Firstly, we need to persistently, and relentlessly model kindness. By this, I am not only referring to the act itself, since this is so easily conflated with being nice, but rather the conversations we have around the motivation for the act. For example, “someday he will do the same for me” seems innocuous, but the message that the child receives is that we should do for others so that they may do for us. This is not the spirit of kindness – it is niceness dressed up. Rather, the conversation could sound like “I bet he had a hard day, and this might help him feel better.” There is no expectation that this person must perceive us in a certain way or return the deed in any form. It is kindness purely for kindness’ sake.

Secondly, ban unkind things in your home. From sarcasm, put-downs and name calling to invalidating or dismissing feelings, comparison, exclusivity and secrets, unkind behavior can easily sneak in.

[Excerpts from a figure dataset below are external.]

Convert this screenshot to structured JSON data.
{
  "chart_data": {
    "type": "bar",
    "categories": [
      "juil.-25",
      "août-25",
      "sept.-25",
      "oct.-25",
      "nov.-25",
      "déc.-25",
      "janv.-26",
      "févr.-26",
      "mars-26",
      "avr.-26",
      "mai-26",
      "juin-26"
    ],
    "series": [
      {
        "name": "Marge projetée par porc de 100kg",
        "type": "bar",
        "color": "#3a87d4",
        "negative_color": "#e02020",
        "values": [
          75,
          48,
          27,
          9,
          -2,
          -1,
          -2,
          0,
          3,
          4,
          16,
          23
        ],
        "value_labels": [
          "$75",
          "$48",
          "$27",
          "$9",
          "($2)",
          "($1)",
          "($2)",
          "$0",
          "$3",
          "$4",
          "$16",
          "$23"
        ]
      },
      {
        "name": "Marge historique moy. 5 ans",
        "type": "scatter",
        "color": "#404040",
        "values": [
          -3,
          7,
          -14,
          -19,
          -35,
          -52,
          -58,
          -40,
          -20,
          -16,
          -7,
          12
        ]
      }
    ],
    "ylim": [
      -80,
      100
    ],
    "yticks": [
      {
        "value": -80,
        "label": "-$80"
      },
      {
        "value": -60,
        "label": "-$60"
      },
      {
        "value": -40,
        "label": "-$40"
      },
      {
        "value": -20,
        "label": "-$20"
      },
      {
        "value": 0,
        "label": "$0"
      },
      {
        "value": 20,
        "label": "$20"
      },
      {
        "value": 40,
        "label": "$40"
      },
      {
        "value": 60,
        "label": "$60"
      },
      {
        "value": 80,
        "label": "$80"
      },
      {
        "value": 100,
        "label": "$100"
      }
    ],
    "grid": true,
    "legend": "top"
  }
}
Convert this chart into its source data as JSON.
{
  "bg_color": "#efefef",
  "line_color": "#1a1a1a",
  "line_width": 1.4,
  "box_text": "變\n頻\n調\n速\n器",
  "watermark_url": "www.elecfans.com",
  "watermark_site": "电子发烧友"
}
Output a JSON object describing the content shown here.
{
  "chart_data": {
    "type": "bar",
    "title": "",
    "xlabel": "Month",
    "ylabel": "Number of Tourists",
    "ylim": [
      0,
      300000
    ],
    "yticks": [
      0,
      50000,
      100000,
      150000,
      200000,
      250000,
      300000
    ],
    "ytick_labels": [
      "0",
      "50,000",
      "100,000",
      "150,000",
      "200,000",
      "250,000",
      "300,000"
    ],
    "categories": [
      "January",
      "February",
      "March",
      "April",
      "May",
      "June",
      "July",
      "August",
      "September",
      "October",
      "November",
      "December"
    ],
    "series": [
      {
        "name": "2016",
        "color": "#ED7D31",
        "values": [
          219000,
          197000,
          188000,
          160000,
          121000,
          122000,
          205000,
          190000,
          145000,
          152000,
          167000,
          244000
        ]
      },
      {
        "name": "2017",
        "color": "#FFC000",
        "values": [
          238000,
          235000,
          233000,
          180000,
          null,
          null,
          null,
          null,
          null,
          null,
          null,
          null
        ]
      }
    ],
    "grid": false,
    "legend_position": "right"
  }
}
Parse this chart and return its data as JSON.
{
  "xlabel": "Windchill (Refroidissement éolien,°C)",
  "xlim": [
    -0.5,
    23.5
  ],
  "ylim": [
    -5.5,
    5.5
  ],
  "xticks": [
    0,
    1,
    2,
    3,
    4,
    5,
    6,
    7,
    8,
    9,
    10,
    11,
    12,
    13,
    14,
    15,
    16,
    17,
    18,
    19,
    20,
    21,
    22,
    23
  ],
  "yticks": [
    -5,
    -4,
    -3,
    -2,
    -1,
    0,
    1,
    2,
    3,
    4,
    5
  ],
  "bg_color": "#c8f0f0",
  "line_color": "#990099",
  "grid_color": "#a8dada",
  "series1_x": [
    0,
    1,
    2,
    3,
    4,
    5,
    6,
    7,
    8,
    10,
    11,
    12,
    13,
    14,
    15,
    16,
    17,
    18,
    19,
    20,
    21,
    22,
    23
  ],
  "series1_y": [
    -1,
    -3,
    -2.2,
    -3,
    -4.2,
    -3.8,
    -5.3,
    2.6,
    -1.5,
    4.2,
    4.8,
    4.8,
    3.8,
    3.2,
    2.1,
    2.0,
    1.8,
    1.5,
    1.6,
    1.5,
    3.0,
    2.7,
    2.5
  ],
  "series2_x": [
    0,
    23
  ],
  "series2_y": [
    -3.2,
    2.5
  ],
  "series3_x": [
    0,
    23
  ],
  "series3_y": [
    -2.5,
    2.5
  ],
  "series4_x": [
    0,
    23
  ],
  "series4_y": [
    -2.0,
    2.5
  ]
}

By becoming aware of unkind behaviors, and systematically weeding them out, kindness has a foothold in your home and easily transfers to the world outside. It also gives children the tools to recognize when someone is being unkind, and to whom the fault belongs.

Thirdly, make kindness part of your everyday life. Volunteer as a family, read books about kindness, have kindness challenges such as these, and talk about kindness without lecturing. When kids are surrounded by kindness from all angles, it becomes normalized and instinctive – kindness becomes woven into the fabric of their character.

Lastly, as far as possible avoid prompting children to be nice. This is easier said than done, especially when the world expects our children to be “nice.” Teach your children to:

  • Identify when they are feeling pressure to do something
  • Figure out the motivation behind the pressure
  • Know how to be kind, without being nice; for example, declining a request to share or do something that is not in line with their needs and values in a kind manner
  • Know the right thing to do but check their motivation for doing so. Are they doing it because it is the right thing to do, or are they doing it to win favor?

Beating the disease to please is difficult, and for us who have been conditioned to be “nice” it will require a strong backbone. However, if our goal is to raise children who are authentic and kind, and able to recognize and advocate for themselves, it is necessary to stare down the people who might expect us to teach our kids to be nice. Trust me when I say – your children will thank you (kindly) one day.